Local

Solicitor eyes ‘jamming’ technology after inmate used illegal cell phone to hire hitman

FORT MILL, S.C. — A smuggled cell phone nearly cost a local mother her life.

The Fort Mill Police Department says a hitman forced his way into her house and tried to kill her, and the hit was orchestrated by a state prisoner using an illegal cell phone.

Investigators say the victim and her baby were inside their home at a Fort Mill apartment complex in 2021 when a man named Jerry Kinard tricked her into opening the door.

“He managed to steal mail from her mailbox and came and said, ‘I received your mail, I want to get it back to you,’” said Fort Mill Police Chief Bryan Zachary. “She opened the door, and he made his way in.”

Prosecutors say Kinard is a hitman, hired “indirectly” by a woman named Amaiya Givens.

According to authorities in Fort Mill, Givens was jealous of the victim and used her contacts to get to a South Carolina prisoner named Preston Hicks. Prosecutors say Hicks used an illegal cell phone from behind bars to put out the hit.

York County Solicitor Kevin Brackett says Kinard assaulted the victim, but she managed to get out of the apartment with her baby.

“She was a strong woman, she maintained her presence of mind, she didn’t panic,” Brackett told Channel 9′s Tina Terry.

Robert Munn lived nearby when the attack happened, and he told Terry that it’s a shame someone could arrange this from prison.

“They don’t need to be talking on their cell phone, making it easy on them,” Munn said.

Brackett says the problem could be solved by jamming cell phone signals, but a federal law prevents the government from interfering with radio signals.
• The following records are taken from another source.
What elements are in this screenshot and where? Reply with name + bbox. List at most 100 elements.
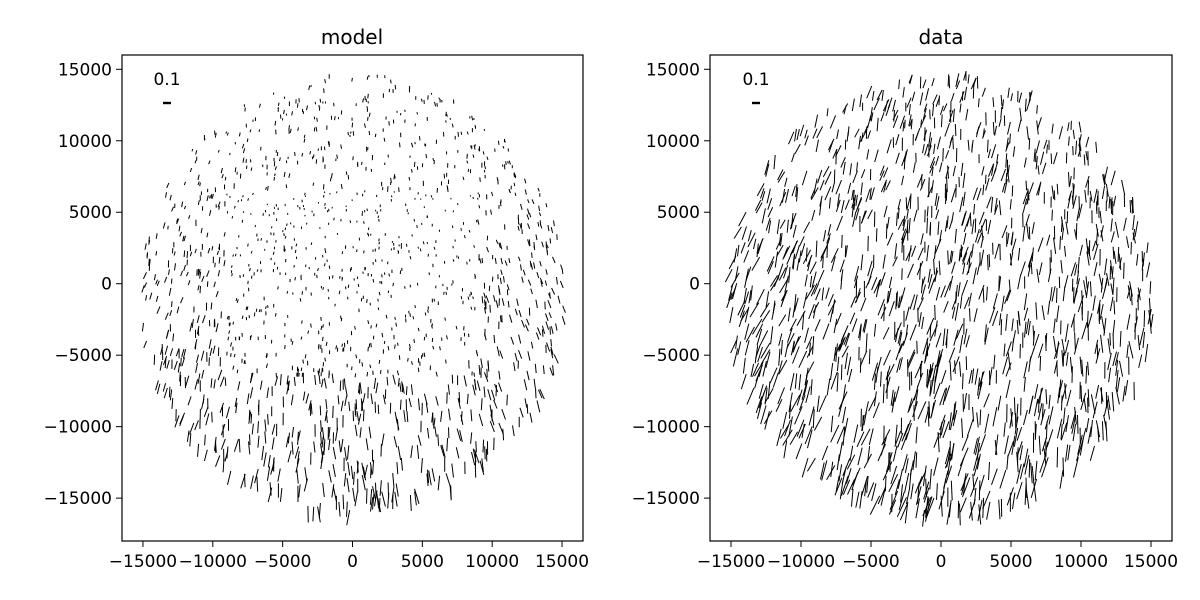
whisker — [1037, 181, 1042, 196]
whisker — [780, 339, 783, 355]
whisker — [935, 286, 941, 301]
whisker — [1085, 238, 1089, 255]
whisker — [794, 143, 801, 155]
whisker — [416, 445, 420, 459]
whisker — [261, 446, 265, 461]
whisker — [1068, 190, 1073, 201]
whisker — [1085, 418, 1090, 433]
whisker — [314, 375, 317, 385]
whisker — [1038, 343, 1044, 358]
whisker — [1076, 270, 1080, 285]
whisker — [518, 256, 521, 262]
whisker — [803, 221, 811, 234]
whisker — [1065, 444, 1069, 462]
whisker — [234, 253, 237, 257]
whisker — [758, 360, 764, 377]
whisker — [764, 411, 770, 430]
whisker — [537, 222, 540, 227]
whisker — [755, 202, 763, 214]
whisker — [893, 109, 895, 122]
whisker — [858, 135, 861, 150]
whisker — [296, 103, 299, 108]
whisker — [231, 265, 233, 268]
whisker — [889, 490, 899, 510]
whisker — [1030, 262, 1033, 275]
whisker — [256, 269, 259, 272]
whisker — [1068, 136, 1070, 146]
whisker — [897, 218, 905, 230]
whisker — [527, 239, 530, 246]
whisker — [765, 163, 770, 177]
whisker — [1025, 180, 1028, 191]
whisker — [265, 306, 267, 309]
whisker — [854, 265, 860, 282]
whisker — [788, 392, 793, 412]
whisker — [846, 356, 852, 376]
whisker — [909, 324, 917, 341]
whisker — [259, 380, 263, 390]
whisker — [784, 177, 788, 187]
whisker — [218, 206, 220, 210]
whisker — [213, 281, 216, 288]
whisker — [1014, 416, 1019, 435]
whisker — [1100, 225, 1104, 238]
whisker — [392, 374, 396, 385]
whisker — [925, 497, 935, 519]
whisker — [844, 333, 851, 347]
whisker — [782, 247, 789, 260]
whisker — [448, 408, 451, 421]
whisker — [377, 404, 380, 415]
whisker — [1094, 339, 1099, 354]
whisker — [329, 177, 332, 182]
whisker — [387, 345, 390, 351]
whisker — [854, 128, 860, 138]
whisker — [788, 131, 795, 145]
whisker — [284, 249, 286, 252]
whisker — [823, 230, 827, 242]
whisker — [819, 200, 822, 216]
whisker — [180, 270, 183, 277]
whisker — [297, 430, 301, 442]
x-tick-label: 15000 — [535, 552, 589, 572]
whisker — [982, 287, 985, 303]
whisker — [296, 469, 299, 484]
whisker — [462, 176, 465, 181]
whisker — [1104, 258, 1108, 275]
whisker — [546, 342, 551, 352]
whisker — [523, 379, 528, 391]
whisker — [1046, 234, 1051, 246]
whisker — [835, 149, 837, 165]
whisker — [250, 250, 253, 254]
whisker — [849, 312, 856, 325]
whisker — [219, 376, 225, 387]
whisker — [408, 176, 411, 181]
whisker — [860, 169, 866, 179]
whisker — [912, 451, 916, 471]
whisker — [382, 394, 386, 405]
whisker — [959, 196, 964, 213]
whisker — [998, 275, 1000, 292]
whisker — [894, 430, 902, 447]
whisker — [997, 395, 1002, 411]
whisker — [971, 368, 975, 384]
whisker — [286, 291, 289, 294]
whisker — [540, 280, 543, 287]
whisker — [1039, 355, 1042, 371]
whisker — [265, 186, 267, 190]
whisker — [789, 318, 797, 332]
whisker — [822, 166, 830, 178]
whisker — [533, 262, 536, 269]
whisker — [992, 310, 999, 326]
whisker — [374, 133, 377, 138]
whisker — [470, 306, 473, 310]
whisker — [1129, 200, 1132, 213]
whisker — [155, 233, 158, 239]
whisker — [842, 384, 846, 402]
whisker — [909, 74, 913, 85]
whisker — [213, 379, 216, 389]
whisker — [522, 269, 526, 276]
whisker — [724, 268, 733, 283]
whisker — [466, 153, 468, 159]
whisker — [1037, 403, 1043, 420]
“It’s very serious, and it’s very easily solved,” Brackett said. “The law that prevents prisons from jamming cell phones dates back to 1934. There were no cell phones in 1934.”

The South Carolina legislature passed House Bill 4002 in both chambers, and it could be ratified this week. It would increase the penalties for prisoners who use cell phones and those who smuggle them in. It would also allow new technology to try to stop those calls.

Brackett says the best solution is jamming cell signals at prisons, but that will take an act from Congress.

All of the suspects charged in the attempted hit were convicted, and they’re now in prison.